Si nous voulons que le monde aille mieux demain, la priorité c’est l’éducation pour Thomas Brail
Simon Popy
Si on veut faire face à cette crise et à toutes celles qui nous attendent, il faut d’abord revoir notre système agricole. Cette crise nous montre que nous avons besoin d’une agriculture locale, diversifiée et il faut donc revoir la Politique Agricole Commune.
Simon Popy
Et puis il y a la question de l’énergie. On a un système aujourd’hui très dépendant des importations de matières premières, on peut avoir demain une crise énergétique qui conduise à un black-out. Il faut relocaliser nos énergies et développer les énergies renouvelables. Il faut dépenser ces milliards à ça. Plus près de chez nous, la région investit par exemple dans un agrandissement du port de Port-la-Nouvelle ! C’est du délire ! Ça va dans le sens du déménagement permanent du monde. Un geste fort serait de revoir la copie vers un agrandissement plus raisonnable.

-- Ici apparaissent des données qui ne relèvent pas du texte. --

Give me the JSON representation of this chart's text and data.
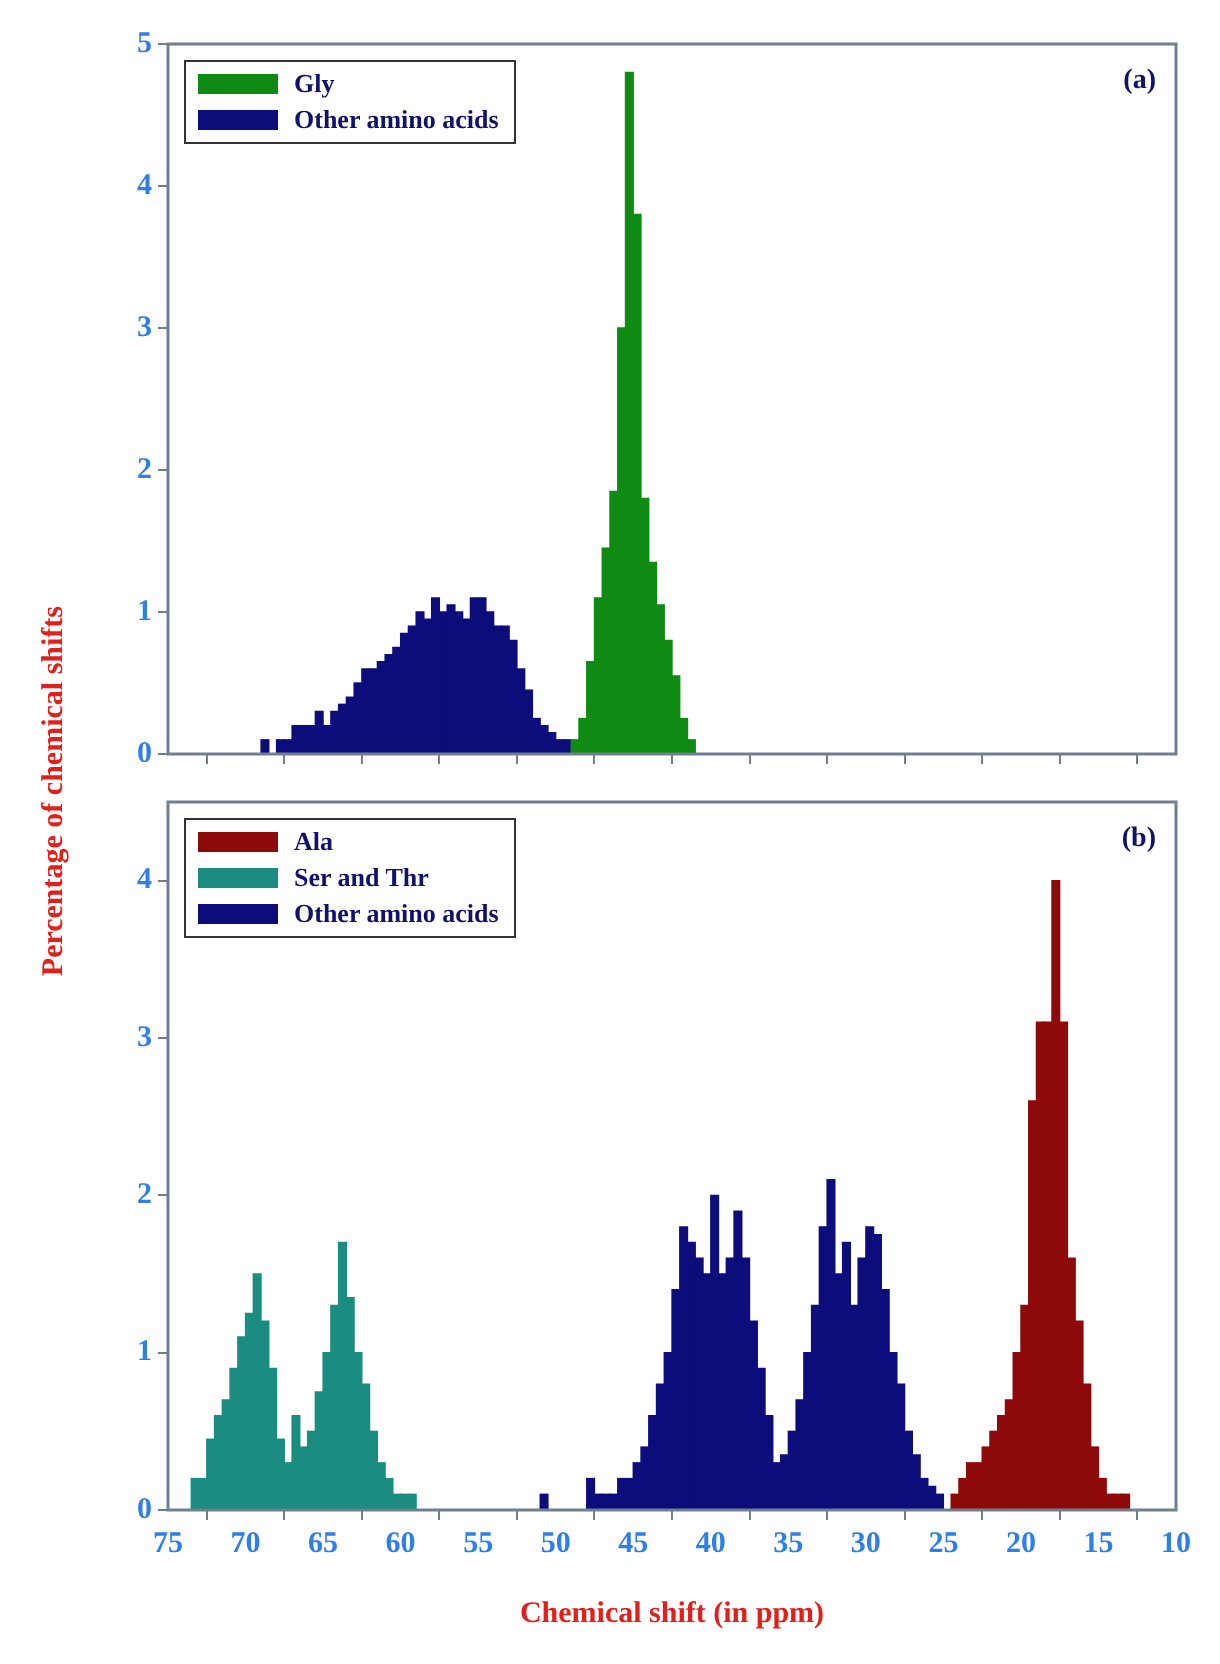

Manifestation contre l'extension du port de Port-la-Nouvelle dans l'Aude en janvier 2020. Un investissement financé par la région à hauteur de 300 millions d'euros :
On est proche du point de bascule de notre société. On voit bien que ce sont les derniers soubresauts d’un monde à l’agonie selon Simon Popy
La Nature est résiliente, mais il y a quand même un point de non-retour. Quand une espèce disparaît, quand on détruit des habitats, des forêts vierges, qui ont mis des milliers d’années à se construire, c'est terminé. Pour le changement climatique j’ai peur que l’on ait déjà franchi ce point de non retour. On essaie en tant qu’association (France Nature Environnement) de limiter les dégâts et de sensibiliser, mais on est loin du compte !
Thomas Brail
Je n’ai pas le droit d’être pessimiste. Je suis père de famille. J’ai mis longtemps à me décider avant d’être père car je n’avais pas confiance en l’être humain. Moi je suis grimpeur arboriste. J’aime les arbres et j’éduque les citoyens aux arbres. Un jour mon enfant me demandera des comptes. Il voudra savoir pourquoi les arbres ont disparu. Je lui expliquerai que j’aurai fait ce que j’ai pu à mon échelle.